The Editor Speaks: Missing and my pet hate – bloggers!
An astounding 2,300 persons are reported missing in the USA EVERY DAY! But only a tiny fraction is from kidnappings and even less ending in murder. By the end of 2005 there were approx 110,000 persons still actively missing. This figure has remained fairly constant.
When someone goes missing here in the Cayman Islands most have been found fairly quickly but there are three mysterious missing persons recently that have shocked all of us. The very latest, 30 year old Nathan Clarke, is one of these and because Nathan is English, it has sparked world wide interest, most of course from Britain. It disappoints me that we still have persons blogging saying because Nathan is British the RCIPS will work harder at trying to solve it. Those comments are disgusting and I have nothing but contempt. Thank God they are in the minority. Nathan comes from Gloucestershire and of course the newspapers in his home town and the British media are going to be all over it. It has nothing to do with Nathan being English that our police force and the commissioner, David Baines (who is English) has authorised any preferential treatment. None has been given to this case more than the others. At the vigil for Nathan held on Sunday at the Public Beach where 150 persons attended iNews Cayman was the only local media source with a reporter present! The police helicopter has been out of action and friends and family of Nathan have had to raise money to charter a private helicopter. K9 units from the USA were brought in to try and help search for missing person, Anna Ebanks Evans, and Jamaican nurse, Kerran Baker, received an equal amount of police attention. It matters not what nationality a person is.
These persons who think otherwise should turn their thoughts to the family and friends of the person who is missing. It is worse not to know what has happened to a loved one. Your mind can come up with the most horrific scenarios. No one wants to give up hope.
So what can we do to help find Nathan? Carry on searching is the only practical thing. There have been 500 persons and 39 police officers spending more than 28,000 man hours on the search on land and sea with even a fixed wing aircraft involved. And just like the other two cases precious little has been discovered.

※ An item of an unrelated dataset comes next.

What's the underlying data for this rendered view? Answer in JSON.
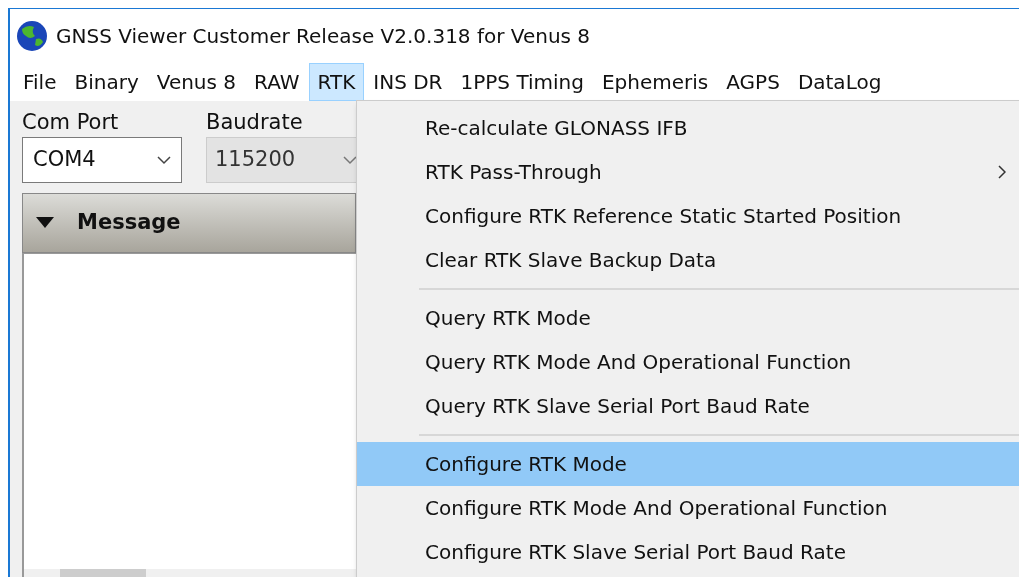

This is the good thing about Cayman. In times of trouble there are plenty of persons who will volunteer their time and effort in helping, even persons they don’t know. To the person who wrote on a recent blog in another media that, “I wish the same effort was put into the search for the others that have went missing in this country in recent times,” I have to ask were you there on the search party on this one and more importantly were you there on the two others?
I expect the RCIPS were dismayed but I applaud the George Town resident who took on two of our society’s scum, masked assailants armed with a gun, in the early hours last Sunday and won. His action still got a blogging comment that “if politicians steal, why can’t we?” I expect the blogger is proud to see his stupid blog in print and get more encouragement to show off his insanity. Another blogger points out that “more crime equals more funding for police, prisons, lawyers, counsellors…and more security contracts for CCTV, security guarding etc etc.” This blogger admits he has left these Islands citing his own personal safety. He suggests, “As long as those people are profiting, nothing more will be done about the levels of crime in the Cayman Islands; that, in itself, is the biggest crime of all.” This blog may show signs of someone who has a bit of education but is just as stupid and insane as the first one. If crime isn’t stamped out, there will be little or no tourism, no one will want to come and live here and people will leave. Oh, haven’t you left because of the crime?
And I have a close friend who writes to me every week telling me to read these blogs and I will learn some ‘interesting’ facts that have never been reported. I have yet to find one ‘fact’ that has not been reported actually factual.